According to the Spring Valley Economic Development Authority’s project summary, Sue Kolling, a trustee with the Osterud-Winter Foundation, a partner in the project, shared that a year earlier, “Steve Tammel and Springy (Steve Volkart, Owner of S&S Bait Shop) were standing here during the Ag Days fishing contest. Steve looks at the (building’s exterior) wall and says, Springy, you need a mural! A year later, we had our mural!”

Steve “Springy” Volkart (owner of S&S Bait Shop), and Andrea Hindt (artist) stand in front of the Spring Valley Creek Mural in Spring Valley. (Photo courtesy of SMIF)

The mural is visible to people crossing Spring Creek into Spring Valley’s Historic Downtown from the east on Fillmore County Road 1.  

People are encouraged to scan a QR code added to the mural’s bottom right corner.

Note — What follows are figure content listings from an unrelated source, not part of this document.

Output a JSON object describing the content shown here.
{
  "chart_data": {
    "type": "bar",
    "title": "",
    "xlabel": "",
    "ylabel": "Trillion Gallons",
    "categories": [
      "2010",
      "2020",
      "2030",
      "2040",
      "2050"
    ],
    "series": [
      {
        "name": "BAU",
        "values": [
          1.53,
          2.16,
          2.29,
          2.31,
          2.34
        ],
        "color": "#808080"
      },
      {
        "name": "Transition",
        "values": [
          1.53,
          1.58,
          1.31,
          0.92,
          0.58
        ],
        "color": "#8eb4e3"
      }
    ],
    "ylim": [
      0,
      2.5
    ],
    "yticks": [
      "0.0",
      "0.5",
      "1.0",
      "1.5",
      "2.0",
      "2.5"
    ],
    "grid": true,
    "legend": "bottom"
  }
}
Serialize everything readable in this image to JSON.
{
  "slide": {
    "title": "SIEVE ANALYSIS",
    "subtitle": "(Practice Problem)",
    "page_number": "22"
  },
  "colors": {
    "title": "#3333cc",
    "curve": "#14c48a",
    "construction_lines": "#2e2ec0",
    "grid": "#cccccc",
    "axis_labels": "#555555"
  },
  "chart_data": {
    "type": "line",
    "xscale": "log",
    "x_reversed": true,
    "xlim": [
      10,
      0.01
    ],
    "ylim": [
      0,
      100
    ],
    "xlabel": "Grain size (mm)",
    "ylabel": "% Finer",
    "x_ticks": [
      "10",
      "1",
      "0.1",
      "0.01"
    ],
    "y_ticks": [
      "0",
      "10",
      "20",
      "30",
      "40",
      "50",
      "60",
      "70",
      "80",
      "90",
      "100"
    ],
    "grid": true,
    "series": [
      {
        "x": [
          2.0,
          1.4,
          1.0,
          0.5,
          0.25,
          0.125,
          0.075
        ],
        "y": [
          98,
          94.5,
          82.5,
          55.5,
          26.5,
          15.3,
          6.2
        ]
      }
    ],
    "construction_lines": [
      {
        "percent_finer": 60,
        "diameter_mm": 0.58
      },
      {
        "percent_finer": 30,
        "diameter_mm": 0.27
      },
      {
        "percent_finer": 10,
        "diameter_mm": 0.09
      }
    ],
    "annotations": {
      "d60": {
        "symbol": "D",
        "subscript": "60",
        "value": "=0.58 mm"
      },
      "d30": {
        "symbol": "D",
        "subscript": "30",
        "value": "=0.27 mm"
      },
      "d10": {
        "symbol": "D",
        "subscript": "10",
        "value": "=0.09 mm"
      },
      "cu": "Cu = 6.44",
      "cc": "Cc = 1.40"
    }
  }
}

The QR code directs people to the mural’s story, the various pieces of Spring Valley’s story that it incorporates, and a list of community partners who helped make it possible.


About the Paint the Town Grant Program

SMIF donates up to 100 gallons of paint per project, with the goal of fostering inclusion through volunteer engagement, promoting creativity, celebrating local pride and enhancing the beauty and interest of a space.    

“By making this grant specific to towns under 10,000, SMIF can help small communities access resources that are sometimes limited,” according to SMIF’s Tim Penny. 

Since 1997, the Southern Minnesota Initiative Foundation has distributed more than 10,700 gallons of paint to 314 projects in southern Minnesota through various programs. The Paint the Town Grant program was officially launched in 2015.

New in 2024 will be grants for paint to use in public art projects, including creative placemaking initiatives which incorporate the arts to create a place-based asset in a community. Examples could range from painting board games on public picnic tables, to painting a pop-up park in an alleyway downtown, or using paint on temporary or permanent art installations that enhance the vibrancy of a community. Watch for these and other new projects in our area communities in the years to come!

If you have a last-minute idea for 2024, applications can be submitted to SMIF through March 28, 2024. Learn more on the Paint the Town Grant Guidelines and Application page.




John Gaddo is co-publisher of Root River Current.